Special shout out to all my friends in the tribe who come rocking the Star Of David Hanukkah sweaters.
Give Some Gifts
I love me some gift exchanges. So far per the tradition, we always do a standard Yankee Swap.
Except you’ll have to use your imagination and replace that oven mitt and teapot with a set of whiskey stones from Man Outfitters and a bottle of Jameson to get an idea what it should be like. Oh, and that Jameson. It’s more than likely than not it’ll be opened (and finished) shortly after all the gift giving has died down.
If a Yankee Swap isn’t quite your group’s thing, as a host, you can still give your guests the gift of a fully stocked supply of Tums, Advil, and Pepto. They’ll thank you in the morning.
Make The Aux Cord Catch Fire
Okay, so far we have great food, good drinks, holiday gear, and festive cheer. Even if you check all of those things off the list, if you don’t have a great Christmas playlist, the party just won’t be as good.

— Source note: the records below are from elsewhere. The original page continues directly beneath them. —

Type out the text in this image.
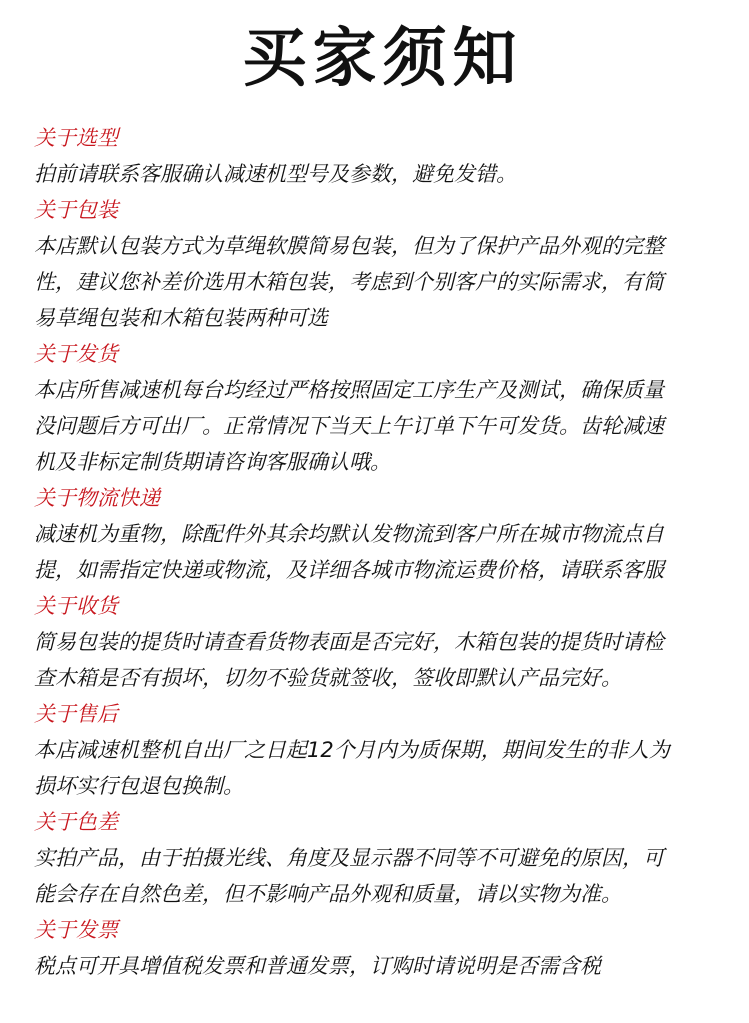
买家须知
关于选型
拍前请联系客服确认减速机型号及参数，避免发错。
关于包装
本店默认包装方式为草绳软膜简易包装，但为了保护产品外观的完整
性，建议您补差价选用木箱包装，考虑到个别客户的实际需求，有简
易草绳包装和木箱包装两种可选
关于发货
本店所售减速机每台均经过严格按照固定工序生产及测试，确保质量
没问题后方可出厂。正常情况下当天上午订单下午可发货。齿轮减速
机及非标定制货期请咨询客服确认哦。
关于物流快递
减速机为重物，除配件外其余均默认发物流到客户所在城市物流点自
提，如需指定快递或物流，及详细各城市物流运费价格，请联系客服
关于收货
简易包装的提货时请查看货物表面是否完好，木箱包装的提货时请检
查木箱是否有损坏，切勿不验货就签收，签收即默认产品完好。
关于售后
本店减速机整机自出厂之日起12个月内为质保期，期间发生的非人为
损坏实行包退包换制。
关于色差
实拍产品，由于拍摄光线、角度及显示器不同等不可避免的原因，可
能会存在自然色差，但不影响产品外观和质量，请以实物为准。
关于发票
税点可开具增值税发票和普通发票，订购时请说明是否需含税
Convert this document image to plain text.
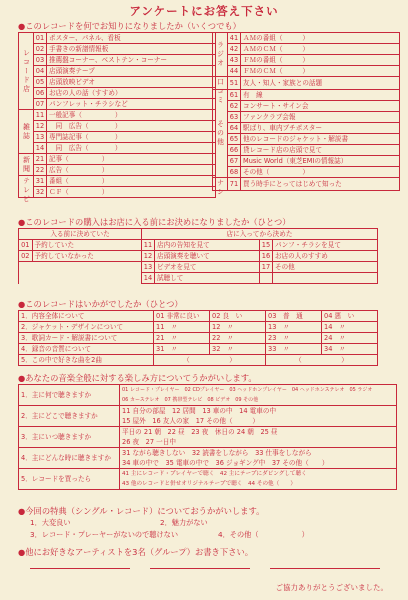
アンケートにお答え下さい
●このレコードを何でお知りになりましたか（いくつでも）
レコード店	01	ポスター、パネル、看板
	02	手書きの新譜情報板
	03	推薦盤コーナー、ベストテン・コーナー
	04	店頭演奏テープ
	05	店頭放映ビデオ
	06	お店の人の話（すすめ）
	07	パンフレット・チラシなど
雑誌	11	一般記事（　　　　　）
	12	　同　広告（　　　　）
	13	専門誌記事（　　　　）
	14	　同　広告（　　　　）
新聞	21	記事（　　　　　）
	22	広告（　　　　　）
テレビ	31	番組（　　　　　）
	32	ＣＦ（　　　　　）
ラジオ	41	ＡＭの番組（　　　）
	42	ＡＭのＣＭ（　　　）
	43	ＦＭの番組（　　　）
	44	ＦＭのＣＭ（　　　）
口コミ	51	友人・知人・家族との話題
その他	61	有　線
	62	コンサート・サイン会
	63	ファンクラブ会報
	64	駅ばり、車内ブチポスター
	65	他のレコードのジャケット・解説書
	66	貸レコード店の店頭で見て
	67	Music World（東芝EMIの情報誌）
	68	その他（　　　　　）
ナシ	71	買う時手にとってはじめて知った
●このレコードの購入はお店に入る前にお決めになりましたか（ひとつ）
入る前に決めていた		店に入ってから決めた			
01	予約していた	11	店内の告知を見て	15	パンフ・チラシを見て
02	予約していなかった	12	店頭演奏を聴いて	16	お店の人のすすめ
		13	ビデオを見て	17	その他
		14	試聴して		
●このレコードはいかがでしたか（ひとつ）
1．内容全体について	01 非常に良い	02 良　い	03　普　通	04 悪　い
2．ジャケット・デザインについて	11　〃	12　〃	13　〃	14　〃
3．歌詞カード・解説書について	21　〃	22　〃	23　〃	24　〃
4．録音の音質について	31　〃	32　〃	33　〃	34　〃
5．この中で好きな曲を2曲	（　　　　　　）		（　　　　　　）	
●あなたの音楽全般に対する楽しみ方についてうかがいします。
1．主に何で聴きますか	01 レコード・プレイヤー　02 CDプレイヤー　03 ヘッドホンプレイヤー　04 ヘッドホンステレオ　05 ラジオ
	06 カーステレオ　07 携帯型テレビ　08 ビデオ　09 その他
2．主にどこで聴きますか	11 自分の部屋　12 居間　13 車の中　14 電車の中
	15 屋外　16 友人の家　17 その他（　　　）
3．主にいつ聴きますか	平日の 21 朝　22 昼　23 夜　休日の 24 朝　25 昼
	26 夜　27 一日中
4．主にどんな時に聴きますか	31 ながら聴きしない　32 読書をしながら　33 仕事をしながら
	34 車の中で　35 電車の中で　36 ジョギング中　37 その他（　　）
5．レコードを買ったら	41 主にレコード・プレイヤーで聴く　42 主にテープにダビングして聴く
	43 他のレコードと併せオリジナルテープで聴く　44 その他（　　）
●今回の特典（シングル・レコード）についておうかがいします。
1．大変良い	2．魅力がない
3．レコード・プレーヤーがないので聴けない	4．その他（　　　　　　）
●他にお好きなアーティストを3名（グループ）お書き下さい。
ご協力ありがとうございました。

So you had better believe Christmas In Hollis by Run DMC, Jimmy Buffett’s Ho Ho Ho And A Bottle Of Rum and Mariah Carey’s All I Want For Christmas will be pumped through the speakers at some point.
Get Home Safe
Offer up the spare room, couch, and the inflatable mattress for the people who want to stay the night. However, as we all know not everyone will be able to. For the guests that aren’t staying, make sure they get home safe. The last thing anyone wants for Christmas is to get on the naughty list for a DUI. If you’re drinking this holiday season, do me and literally anyone on the road a favor, and don’t drive.
For those of you planning on rocking around the Christmas tree this year, take what you will from this list and hopefully you’ll have a most excellent holiday banger as well.
Oh and one more thing: Merry Christmas, you filthy animals. .
Image via YouTube
How can I catch an invite to this party?
any and all applicants can send their party resume to ShibbyTFM@gmail.com
~An equal opportunity party enthusiast~
Where does this winter wonderland occur?
Hit me with that E-mail, fam.
No mention of Michael Bublé’s Christmas album, I’m torn
Oh it’ll play at some point for sure.
Shibby if you and I teamed up to party plan it would be the best party the Mid-Atlantic has ever seen. Good read and I agree to all of this.
That said, my annual party is still going to better than yours.
Pew, pew! Shots fired. I want someone to go to both and write a comparison. I volunteer as tribute.
As someone that has experienced the majesty, I fully endorse this.